I would like to know, which of the following examples is the best for closing a recordset object in my situation?
1)
This one closes the object inside the loop but opens a new object when it moves next. If there were 1000 records, this opens an object 1000 times and closes it 1000 times. This is what I would normally do:
SQL = " ... "
Set rs1 = conn.Execute(SQL)
While NOT rs1.EOF
SQL = " ... "
Set rs2 = conn.Execute(SQL)
If NOT rs2.EOF Then
Response.Write ( ... )
End If
rs2.Close : set rs2 = Nothing
rs1.MoveNext
Wend
rs1.Close : Set rs1 = Nothing
2)
This example is what I want to know about. Does saving the object closure (rs2.close) until after the loop has finished, gains or reduces performance? If there were 1000 records, this would open 1000 objects but only closes it once:
SQL = " ... "
Set rs1 = conn.Execute(SQL)
While NOT rs1.EOF
SQL = " ... "
Set rs2 = conn.Execute(SQL)
If NOT rs2.EOF Then
Response.Write ( ... )
End If
rs1.MoveNext
Wend
rs1.Close : Set rs1 = Nothing
rs2.Close : set rs2 = Nothing
I hope I've explained myself well enough and it's not too stupid.
UPDATE
To those who think my query can be modified to avoid the N+1 issues (2nd query), here it is:
This is for an online photo library. I have two tables; "photoSearch" and "photos". The first, "photoSearch", has just a few columns and contains all searchable data for the photos, such as "photoID", "headline", "caption", "people", "dateCaptured" and "keywords". It has a multi-column full-text index on (headline, caption, people, keywords). The second table, "photos", contains all of the photos data; heights, widths, copyrights, caption, ID's, dates and much more. Both have 500K+ rows and the headline and caption fields sometimes return 2000+ characters.
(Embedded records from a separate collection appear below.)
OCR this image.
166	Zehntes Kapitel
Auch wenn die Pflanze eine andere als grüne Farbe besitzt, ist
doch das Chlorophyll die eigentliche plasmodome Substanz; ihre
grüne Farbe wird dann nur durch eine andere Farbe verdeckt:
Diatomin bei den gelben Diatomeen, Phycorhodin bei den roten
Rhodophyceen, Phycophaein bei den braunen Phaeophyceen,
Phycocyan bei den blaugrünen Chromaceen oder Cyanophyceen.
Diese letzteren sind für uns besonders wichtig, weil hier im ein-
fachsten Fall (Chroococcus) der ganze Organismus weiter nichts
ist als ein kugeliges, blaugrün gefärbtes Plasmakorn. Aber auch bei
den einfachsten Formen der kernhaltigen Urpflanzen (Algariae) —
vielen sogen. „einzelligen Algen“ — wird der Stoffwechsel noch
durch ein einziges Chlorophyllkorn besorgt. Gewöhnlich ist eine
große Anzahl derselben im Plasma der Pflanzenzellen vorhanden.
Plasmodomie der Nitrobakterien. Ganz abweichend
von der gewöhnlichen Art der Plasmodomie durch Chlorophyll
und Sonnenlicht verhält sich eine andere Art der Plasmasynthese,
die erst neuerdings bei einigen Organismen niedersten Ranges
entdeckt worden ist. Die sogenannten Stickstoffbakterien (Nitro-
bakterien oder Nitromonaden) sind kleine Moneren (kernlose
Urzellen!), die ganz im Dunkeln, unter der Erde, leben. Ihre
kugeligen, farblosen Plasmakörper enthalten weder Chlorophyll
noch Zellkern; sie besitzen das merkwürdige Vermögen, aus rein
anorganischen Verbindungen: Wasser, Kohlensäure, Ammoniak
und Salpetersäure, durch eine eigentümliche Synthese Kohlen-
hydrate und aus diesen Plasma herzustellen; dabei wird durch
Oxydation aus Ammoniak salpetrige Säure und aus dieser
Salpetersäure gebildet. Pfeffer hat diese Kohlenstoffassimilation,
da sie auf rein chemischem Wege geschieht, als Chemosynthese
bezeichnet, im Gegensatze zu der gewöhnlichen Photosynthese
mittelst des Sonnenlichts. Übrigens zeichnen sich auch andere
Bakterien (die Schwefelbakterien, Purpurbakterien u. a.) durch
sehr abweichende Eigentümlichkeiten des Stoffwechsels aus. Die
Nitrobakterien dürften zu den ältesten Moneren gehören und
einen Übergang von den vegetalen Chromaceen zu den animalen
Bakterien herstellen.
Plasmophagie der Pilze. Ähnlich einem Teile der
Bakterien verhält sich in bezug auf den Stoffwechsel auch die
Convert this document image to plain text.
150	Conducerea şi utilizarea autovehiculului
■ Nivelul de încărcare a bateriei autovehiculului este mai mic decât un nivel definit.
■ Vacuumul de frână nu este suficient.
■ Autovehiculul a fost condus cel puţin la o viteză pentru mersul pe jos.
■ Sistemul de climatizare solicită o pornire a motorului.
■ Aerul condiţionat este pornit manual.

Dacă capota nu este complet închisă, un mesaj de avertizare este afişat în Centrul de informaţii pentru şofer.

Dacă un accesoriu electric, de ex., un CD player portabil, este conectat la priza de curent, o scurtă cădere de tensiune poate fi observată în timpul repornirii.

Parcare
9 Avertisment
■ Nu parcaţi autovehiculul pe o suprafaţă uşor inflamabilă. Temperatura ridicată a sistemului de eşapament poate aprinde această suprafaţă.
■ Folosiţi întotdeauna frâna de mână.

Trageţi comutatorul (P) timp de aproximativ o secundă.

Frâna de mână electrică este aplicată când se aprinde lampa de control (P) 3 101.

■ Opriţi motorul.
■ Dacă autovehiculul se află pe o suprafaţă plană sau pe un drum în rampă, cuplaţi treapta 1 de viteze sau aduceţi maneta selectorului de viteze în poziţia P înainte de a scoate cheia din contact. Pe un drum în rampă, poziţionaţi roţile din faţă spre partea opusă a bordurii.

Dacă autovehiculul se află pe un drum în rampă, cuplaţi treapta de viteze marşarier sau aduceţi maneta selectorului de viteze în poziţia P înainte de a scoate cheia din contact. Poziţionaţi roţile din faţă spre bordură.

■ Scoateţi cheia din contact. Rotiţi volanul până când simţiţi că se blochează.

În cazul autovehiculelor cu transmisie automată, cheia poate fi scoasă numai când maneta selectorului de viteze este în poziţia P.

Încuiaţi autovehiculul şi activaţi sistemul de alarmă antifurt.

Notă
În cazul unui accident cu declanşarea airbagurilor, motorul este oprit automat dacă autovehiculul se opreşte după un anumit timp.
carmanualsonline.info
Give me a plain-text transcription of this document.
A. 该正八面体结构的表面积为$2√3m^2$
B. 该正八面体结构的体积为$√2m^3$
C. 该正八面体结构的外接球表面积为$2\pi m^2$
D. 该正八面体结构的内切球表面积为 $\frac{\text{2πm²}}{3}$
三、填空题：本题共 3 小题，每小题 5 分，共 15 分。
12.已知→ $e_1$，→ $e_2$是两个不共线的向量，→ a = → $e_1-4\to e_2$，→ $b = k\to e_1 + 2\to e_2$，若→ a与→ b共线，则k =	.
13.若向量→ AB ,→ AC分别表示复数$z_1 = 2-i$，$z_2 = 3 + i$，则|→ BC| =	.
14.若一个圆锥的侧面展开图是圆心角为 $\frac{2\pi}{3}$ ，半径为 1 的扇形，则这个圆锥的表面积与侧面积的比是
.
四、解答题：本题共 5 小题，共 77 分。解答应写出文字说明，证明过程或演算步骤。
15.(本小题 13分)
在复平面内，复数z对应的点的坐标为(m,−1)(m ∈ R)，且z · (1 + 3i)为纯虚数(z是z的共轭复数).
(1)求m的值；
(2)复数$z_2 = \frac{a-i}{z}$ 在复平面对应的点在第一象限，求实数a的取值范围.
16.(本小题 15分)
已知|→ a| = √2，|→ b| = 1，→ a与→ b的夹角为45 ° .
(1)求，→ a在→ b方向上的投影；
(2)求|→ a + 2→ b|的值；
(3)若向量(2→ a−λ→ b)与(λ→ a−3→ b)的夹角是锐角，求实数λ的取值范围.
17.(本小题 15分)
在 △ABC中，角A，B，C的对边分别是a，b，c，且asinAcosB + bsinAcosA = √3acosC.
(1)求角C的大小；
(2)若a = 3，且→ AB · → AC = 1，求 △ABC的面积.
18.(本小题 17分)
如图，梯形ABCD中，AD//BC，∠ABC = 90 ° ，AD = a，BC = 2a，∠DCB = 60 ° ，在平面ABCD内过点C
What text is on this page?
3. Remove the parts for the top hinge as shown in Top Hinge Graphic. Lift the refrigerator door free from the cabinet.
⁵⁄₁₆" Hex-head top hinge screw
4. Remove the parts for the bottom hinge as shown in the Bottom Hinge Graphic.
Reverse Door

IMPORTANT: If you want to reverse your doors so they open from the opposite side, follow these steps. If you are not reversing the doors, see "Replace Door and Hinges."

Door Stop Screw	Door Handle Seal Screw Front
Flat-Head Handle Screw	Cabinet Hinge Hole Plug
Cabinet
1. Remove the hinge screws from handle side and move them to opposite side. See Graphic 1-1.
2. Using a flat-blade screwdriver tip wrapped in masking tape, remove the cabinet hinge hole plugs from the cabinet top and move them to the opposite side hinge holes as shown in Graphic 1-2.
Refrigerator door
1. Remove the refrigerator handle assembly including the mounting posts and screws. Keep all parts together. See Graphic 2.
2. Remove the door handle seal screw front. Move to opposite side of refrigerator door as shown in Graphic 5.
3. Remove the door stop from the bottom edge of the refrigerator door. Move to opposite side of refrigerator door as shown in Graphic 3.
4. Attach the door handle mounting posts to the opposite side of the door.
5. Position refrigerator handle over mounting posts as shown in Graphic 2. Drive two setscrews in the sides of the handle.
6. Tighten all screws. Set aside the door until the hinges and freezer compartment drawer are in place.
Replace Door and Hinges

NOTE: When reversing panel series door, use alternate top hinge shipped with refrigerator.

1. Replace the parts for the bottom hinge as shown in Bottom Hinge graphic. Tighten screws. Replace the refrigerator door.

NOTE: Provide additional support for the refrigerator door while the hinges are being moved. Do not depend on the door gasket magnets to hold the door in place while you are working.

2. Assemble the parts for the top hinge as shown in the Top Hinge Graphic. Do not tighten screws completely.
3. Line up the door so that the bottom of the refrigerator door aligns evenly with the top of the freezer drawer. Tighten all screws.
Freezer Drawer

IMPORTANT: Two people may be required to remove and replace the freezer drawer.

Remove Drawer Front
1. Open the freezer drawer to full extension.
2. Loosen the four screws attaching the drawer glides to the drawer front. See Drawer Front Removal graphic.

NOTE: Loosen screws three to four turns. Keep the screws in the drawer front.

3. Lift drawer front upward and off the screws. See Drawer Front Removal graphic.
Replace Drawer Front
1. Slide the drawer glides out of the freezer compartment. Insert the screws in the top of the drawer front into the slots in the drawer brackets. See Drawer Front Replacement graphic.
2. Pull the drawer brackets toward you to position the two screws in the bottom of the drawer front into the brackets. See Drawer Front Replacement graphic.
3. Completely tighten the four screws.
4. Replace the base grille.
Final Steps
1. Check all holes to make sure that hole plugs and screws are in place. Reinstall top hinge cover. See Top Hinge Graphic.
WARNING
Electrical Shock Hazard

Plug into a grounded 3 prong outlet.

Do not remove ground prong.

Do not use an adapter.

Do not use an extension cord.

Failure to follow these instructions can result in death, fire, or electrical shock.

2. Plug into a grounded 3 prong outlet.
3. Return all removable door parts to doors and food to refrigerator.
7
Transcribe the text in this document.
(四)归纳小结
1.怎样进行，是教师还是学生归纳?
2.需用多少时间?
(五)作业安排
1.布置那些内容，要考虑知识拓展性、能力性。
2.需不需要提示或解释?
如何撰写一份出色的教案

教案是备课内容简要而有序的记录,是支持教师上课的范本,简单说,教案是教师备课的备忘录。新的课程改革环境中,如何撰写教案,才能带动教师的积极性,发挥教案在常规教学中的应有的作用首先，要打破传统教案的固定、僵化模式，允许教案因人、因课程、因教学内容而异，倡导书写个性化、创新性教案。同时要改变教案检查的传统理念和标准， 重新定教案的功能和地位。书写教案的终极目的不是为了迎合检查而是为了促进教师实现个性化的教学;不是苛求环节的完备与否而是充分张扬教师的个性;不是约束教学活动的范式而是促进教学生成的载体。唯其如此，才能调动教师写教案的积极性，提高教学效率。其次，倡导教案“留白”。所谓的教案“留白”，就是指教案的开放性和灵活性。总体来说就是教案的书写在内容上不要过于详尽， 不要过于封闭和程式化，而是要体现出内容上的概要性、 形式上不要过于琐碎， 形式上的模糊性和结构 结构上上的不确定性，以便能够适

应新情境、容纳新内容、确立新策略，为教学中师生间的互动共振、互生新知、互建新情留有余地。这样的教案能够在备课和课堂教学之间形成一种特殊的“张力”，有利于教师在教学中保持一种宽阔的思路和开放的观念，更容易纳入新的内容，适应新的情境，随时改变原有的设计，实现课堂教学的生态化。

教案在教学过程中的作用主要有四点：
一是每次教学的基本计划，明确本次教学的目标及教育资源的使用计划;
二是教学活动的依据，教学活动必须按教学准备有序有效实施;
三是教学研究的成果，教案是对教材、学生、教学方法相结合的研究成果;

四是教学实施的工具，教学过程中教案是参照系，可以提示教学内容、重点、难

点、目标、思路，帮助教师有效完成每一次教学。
This is approximately how the query looks now: (things to note: I cannot use joins with fulltext searching, hence keywords being stored in one column - in a 'de-normalized' table. Also, this kind of pseudo code as my app code is elsewhere - but it's close )
SQL = "SELECT photoID FROM photoSearch
WHERE MATCH (headline, caption, people, keywords)
AGAINST ('"&booleanSearchStr&"' IN BOOLEAN MODE)
AND dateCaptured BETWEEN '"&fromDate&"' AND '"&toDate&"' LIMIT 0,50;"
Set rs1 = conn.Execute(SQL)
While NOT rs1.EOF
SQL = "SELECT photoID, setID, eventID, locationID, headline, caption, instructions, dateCaptured, dateUploaded, status, uploaderID, thumbH, thumbW, previewH, previewW, + more FROM photos LEFT JOIN events AS e USING (eventID) LEFT JOIN location AS l USING (locationID) WHERE photoID = "&rs1.Fields("photoID")&";"
Set rs2 = conn.Execute(SQL)
If NOT rs2.EOF Then
Response.Write ( .. photo data .. )
End If
rs2.Close
rs1.MoveNext
Wend
rs1.Close
When tested, having the full-text index on its own table, "photoSearch", instead of the large table, "photos", seemed to improve speed somewhat. I didn't add the "photoSearch" table, it was already there - this is not my app. If I try joining the two tables to lose the second query, I lose my indexing all together, resulting in very long times - so I can't use joins with full-text. This just seemed to be the quickest method. If it wasn't for the full-text and joining problems, I would have combined both of these queries already.